Virginia's "Massive Resistance" to School Desegregation - Digital Resources for US History, University of Virginia
Virginia took several decades to desegregate. The Brown decision was preceded by years of protest and litigation and followed by a long process of further resistance and slow change. In September 1960, just 170 out of 204,000 black students in Virginia were enrolled in white schools. By 1963, the situation, as reflected in the state's capital, was not much better-of the 26,000 black students in Richmond, only 312 were enrolled in 12 formerly all-white schools. In Prince Edward County, where public schools remained closed for five years, the situation was particularly difficult.

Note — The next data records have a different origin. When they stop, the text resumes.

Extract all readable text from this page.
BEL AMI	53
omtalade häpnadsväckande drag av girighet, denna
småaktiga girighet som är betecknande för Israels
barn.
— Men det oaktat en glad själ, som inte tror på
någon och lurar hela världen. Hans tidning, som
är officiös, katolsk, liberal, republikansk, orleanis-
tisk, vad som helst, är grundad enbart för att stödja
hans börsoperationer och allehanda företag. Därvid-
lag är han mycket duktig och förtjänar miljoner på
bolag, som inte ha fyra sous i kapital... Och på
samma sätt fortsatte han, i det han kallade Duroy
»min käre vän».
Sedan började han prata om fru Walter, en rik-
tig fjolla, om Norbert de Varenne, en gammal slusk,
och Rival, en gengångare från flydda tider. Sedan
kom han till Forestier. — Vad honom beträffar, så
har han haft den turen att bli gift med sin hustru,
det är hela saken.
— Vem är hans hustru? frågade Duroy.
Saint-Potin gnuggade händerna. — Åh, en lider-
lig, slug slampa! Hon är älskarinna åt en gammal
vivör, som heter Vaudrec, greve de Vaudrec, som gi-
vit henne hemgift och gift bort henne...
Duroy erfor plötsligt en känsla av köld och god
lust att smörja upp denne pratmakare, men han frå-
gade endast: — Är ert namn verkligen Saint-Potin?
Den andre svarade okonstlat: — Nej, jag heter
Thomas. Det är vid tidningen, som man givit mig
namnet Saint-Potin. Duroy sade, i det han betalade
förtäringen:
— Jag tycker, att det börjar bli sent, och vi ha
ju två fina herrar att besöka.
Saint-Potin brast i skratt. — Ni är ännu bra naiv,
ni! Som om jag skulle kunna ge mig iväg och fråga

Virginia and other Southern states resisted desegregation through a wide array of tactics, especially the development of "freedom of choice" plans. It is not surprising that many black students chose to stay in their familiar schools rather than attend white schools. "Freedom of choice" plans perpetuated highly segregated school systems and brought only token integration. The 1964 Civil Rights Act, on the other hand, and the 1968 Supreme Court decision Green v. New Kent County, Va., helped to end these means of avoiding desegregation as schools across the South integrated gradually during the late 1960s and 1970s.